Heavy menstrual bleeding  

Description of Heavy menstrual bleeding

Description


Menorrhagia (heavy menstrual bleeding) is defined as excessive and prolonged menstrual bleeding, occurring at regular intervals. Normal menstrual period lasts for 4 to 5 days with 25 to 80 ml of blood loss. Menorrhagia is said to occur when blood loss is greater than 80 ml or if the bleeding lasts for more than 7 days.

It is also commonly known as hypermenorrhea.

Causes and Risk Factors

The cause of menorrhagia is usually not identified. Some of the causes that may be associated with the problem include:

1. Ovarian endocrine disorder or dysfunctional uterine bleeding (DUB)

2. Blood coagulation disorders: Immune thrombocytopenic purpura (ITP), von Willebrand disease

3. Drugs such as anticoagulants

4. Menopause

5. Intrauterine contraceptives devices

6. Uterine fibroids

7. Endometrial infection

8. Endometrial abnormalities, e.g., endometriosis, adenomyosis

9. Endometrial carcinoma (cancer of inner lining of uterus)

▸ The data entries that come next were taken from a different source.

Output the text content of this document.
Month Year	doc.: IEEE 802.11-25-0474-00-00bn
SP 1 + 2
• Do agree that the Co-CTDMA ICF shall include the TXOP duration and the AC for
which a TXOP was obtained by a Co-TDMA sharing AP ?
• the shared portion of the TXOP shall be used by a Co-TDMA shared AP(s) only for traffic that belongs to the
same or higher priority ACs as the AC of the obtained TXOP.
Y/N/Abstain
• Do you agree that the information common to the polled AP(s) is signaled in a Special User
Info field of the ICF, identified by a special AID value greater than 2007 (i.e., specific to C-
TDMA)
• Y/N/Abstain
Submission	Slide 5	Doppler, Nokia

10. Excess anxiety, stress, and tension

Signs and Symptoms 

Common symptoms are:

1. Menstrual bleeding for more than 7 days

2. Excessive bleeding that may soak one or more sanitary pads every hour for a number of hours

3. Shortness of breath, tiredness, fatigue during menstrual period

4. Large blood clots during menstrual period

Investigations

Investigations include:

1. Pelvic and rectal examination (for any abnormality or cause of bleeding)

2. Pelvic ultrasound (to check for any structural abnormality)

3. Pap smear (scrapings of cells from inner lining of cervix are examined microscopically for any cancerous changes)

4. Endometrial biopsy (to rule out atypical hyperplasia or endometrial cancer)

5. Hysteroscopy (endoscopic examination of uterine cavity)

6. Bleeding time and coagulation tests

7. Platelet function studies

8. D&C (dilation and curettage) operation — done to collect scrapings from the inner wall of uterus, which is then examined microscopically for any hormonal abnormality/disorders.

Treatment

1. In mild cases with less bleeding, no treatment is usually required.

2. All patients with menorrhagia are advised bed rest, to avoid exertion, vigorous exercise, anxiety, and tension.

3. Medications

Prognosis

Prognosis is generally good if the diagnosis and treatment are adequate.